Their calculations suggest that a concentration of 260 pg/ml can selleck inhibitor be achieved in 1 min, which seems consistent with the concentrations of 1000 pg/ml that were measured by microdialysis from the SON (Neumann et al., 1993). This still leaves unclear how OT spreads after release, to where it diffuses, and how quickly and at what concentrations.

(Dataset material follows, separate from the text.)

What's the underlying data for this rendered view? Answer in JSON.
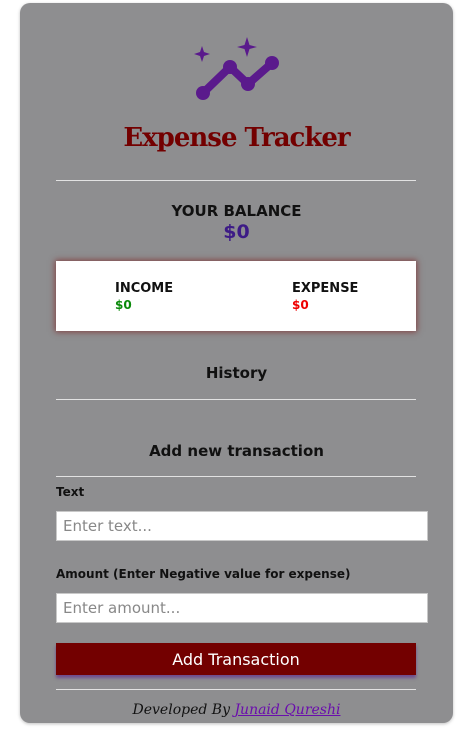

In the septal nuclei in the forebrain 4–5 mm away from the SON, OT concentrations are raised by stimuli to the SON, but to concentrations 10-fold lower than in the SON itself (Leng and Ludwig, 2008). Though such concentrations may be effective in eliciting responses by OT, it is also clear that delay times for obtaining effects will be considerable. Alternatively, it is possible that OT from the hypothalamus arrives at various brain regions by axonal release from OT containing fibers specifically targeting the brain areas expressing the oxytocin receptor (OTR). We recently explored this issue by infecting rat PVN, AN, and SON hypothalamic nuclei with a virus construct

Selleckchem GSK1210151A that assured fluorescent protein and blue light-sensitive Channelrhodopsin-2 expression under the promoter of OT. This revealed an extensive network of OT fibers in various areas of the brain, including the amygdala (Knobloch et al., 2012, see Table 1). It allowed moreover the induction of local OT release from axonal fibers by optical activation using blue light targeted to areas of interest with strong concentration of fibers. In this way, we could show that blue light exposure of the amygdala decreased fear responses to levels similar to those produced by external application of OT targeted to the amygdala through cannulae (Viviani et al., 2011). The effects were blocked by preapplication of OTR antagonists, thereby demonstrating the involvement of OTRs and with it, the effect

of endogenous OT release. Decreases in freezing followed as fast as 2 s and on average around 20 s Rutecarpine after onset of blue light (Knobloch et al., 2012). Such a short delay time makes it unlikely that these effects of endogenous OT in vivo are due to a diffusion of the nona-peptide from OTergic hypothalamic nuclei. Taken together, these findings imply an important role of nerve fiber-carried delivery of OT to targets distant from the hypothalamic OT-ergic nuclei. An interesting model has been proposed by Landgraf and Neumann (2004) in which they suggest that axonal release of neuropeptides in limbic area could provide a local precise spatiotemporal, point-to-point regulation of the basal level of neuropeptides, in addition to delivery by continuous diffusion. Neuropeptides could communicate with neurons and modulate different brain structures in a multimodal manner, both through a “wired,” axonal, fast, and focal manner as well as in an “unwired,” diffusive, slow, and global fashion.